Theoretical and experimental findings regarding the electroanalysis of dienestrol in natural waters using a silver nanoparticles/single-walled carbon nanotubes-based amperometric sensor

Aware of the irreparable damage that synthetic estrogens can trigger in the environment, the search for analytical methods capable of mapping the sources, levels and fate of these micropollutants is a subject that demands enormous scientific effort. The present work follows this trend, reporting a silver nanoparticles/single-walled carbon nanotubes-based composite electrode (AgNP/SWCNT-CPE) that has multiple functionalities for dienestrol (DNL) electroanalysis.
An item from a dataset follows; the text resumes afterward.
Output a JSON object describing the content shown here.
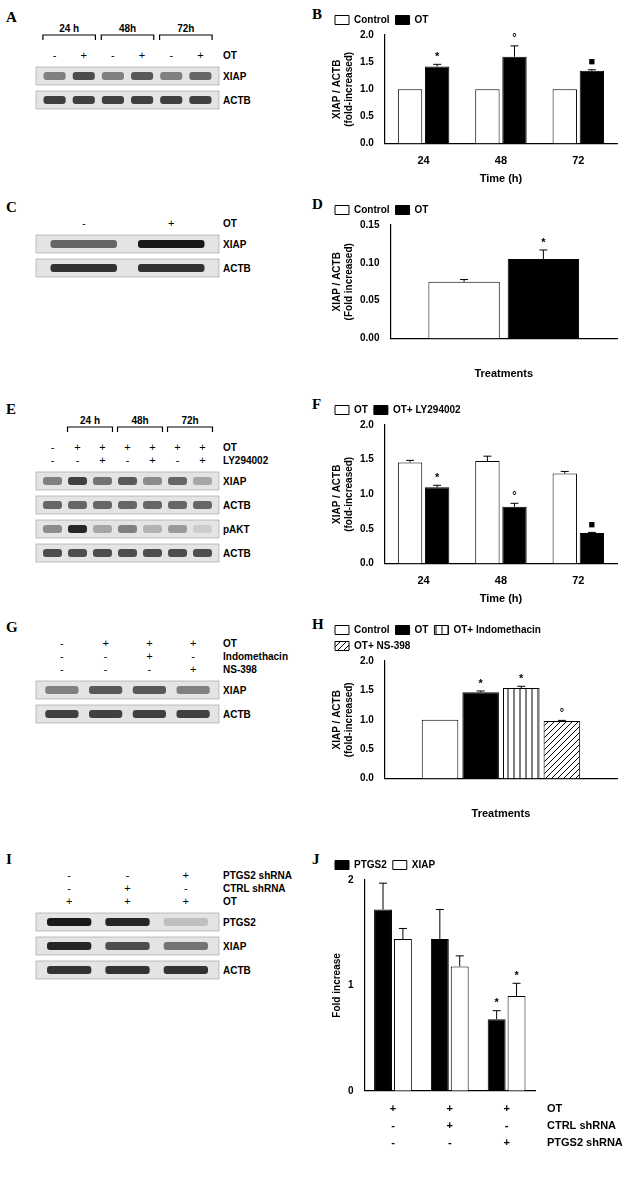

Theoretical and experimental data indicate that DNL reactivity on AgNP/SWCNT-CPE is more critical under acidic conditions, favoring its irreversible oxidation to quinone derivatives. The reaction kinetics is limited by interfacial adsorption events, whose intensity of the molecule-surface interaction depends on variables such as Gibbs free energy, ionization potential, HOMO-LUMO gap, and dipole moment. Since the silver‑carbon heterojunction has low overpotential towards the oxygen evolution reaction, it is speculated that AgNP/SWCNT-CPE is more resistant to surface fouling due to the formation of chemisorbed radicals on its electroactive area. Based on the detection limit (43.7 nmol L−1 DNL), the analytical performance of the proposed method is equivalent to those attained by chemiluminescence, electrophoresis, chromatography and electrochemistry. Given the sensitivity obtained, AgNP/SWCNT-CPE was successfully used to quantify DNL in river waters containing different levels of organic matter, without compromising the accuracy, stability and robustness of the amperometric measurements, reiterating the reliability and feasibility of this proposal.